Doctors, unable to find any medical records for the girl, appealed on television for her mother to come forward. Fritzl then accompanied Elisabeth to the hospital on April 26 and opened up to police.

The 19-year-old remained hospitalized Monday in critical but stable condition, although clinic spokesman Klaus Schwertner said her situation "has stabilized somewhat in recent days." Officials said she is still being kept in an artificial coma to help her breathe.

Investigators have said they believe Fritzl concealed his crimes from his wife, Rosemarie, and her sister said Rosemarie believed her husband's cover story that Elisabeth had run away from home to join a cult.

"We were all taken in by him," the sister, who gave her name only as Christine R., said in an exclusive television interview with The Associated Press. "Every person that looked in his eyes was fooled by him."

'Tyrant' brother
Christine R. described Fritzl as a "tyrant" who instilled a culture of fear at home, which may have explained why his wife and other children apparently never dared venture into the cellar — which Fritzl warned was strictly off-limits.

"When he said it was black, it was black, even when it was 10 times white," said the woman, who was interviewed Saturday evening at her home in Austria. "He tolerated no dissent."

"Listen, if I myself was scared of him at a family party, and I did not feel confident to say anything in any form that could possibly offend him, then you can imagine how it must have been for a woman who spent so many years with him," she said.

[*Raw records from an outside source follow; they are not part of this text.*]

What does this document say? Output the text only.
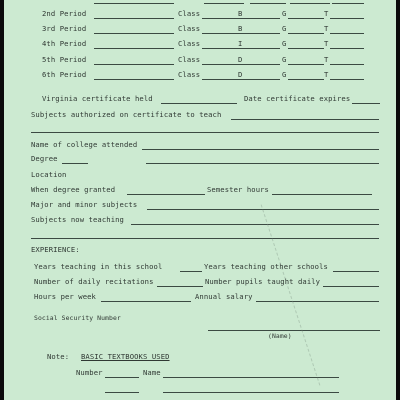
2nd Period	Class	B	G	T
3rd Period	Class	B	G	T
4th Period	Class	I	G	T
5th Period	Class	D	G	T
6th Period	Class	D	G	T
Virginia certificate held	Date certificate expires
Subjects authorized on certificate to teach
Name of college attended
Degree
Location
When degree granted	Semester hours
Major and minor subjects
Subjects now teaching
EXPERIENCE:
Years teaching in this school	Years teaching other schools
Number of daily recitations	Number pupils taught daily
Hours per week	Annual salary
Social Security Number
(Name)
Note: BASIC TEXTBOOKS USED
Number	Name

She also said her imprisoned niece — now 42 — ran away from home as a 17-year-old, about six months before police say she was locked into the secret basement rooms. The previous attempt to flee may have made her father's story that the girl joined a cult more believable.

She also said Fritzl was jailed for "a year and half" for an alleged 1967 rape conviction, but said she could not offer details.

On Saturday, the Oberoesterreichische Nachrichten daily printed an excerpt of what it said was a 1967 court record found in the state archives in Linz, in which a Josef F. was accused of breaking into the apartment of a 24-year-old nurse and raping her.

Police have declined to comment, saying records that old would have been erased under Austria's statutes of limitation. But authorities are awaiting old court records that the media say document the case.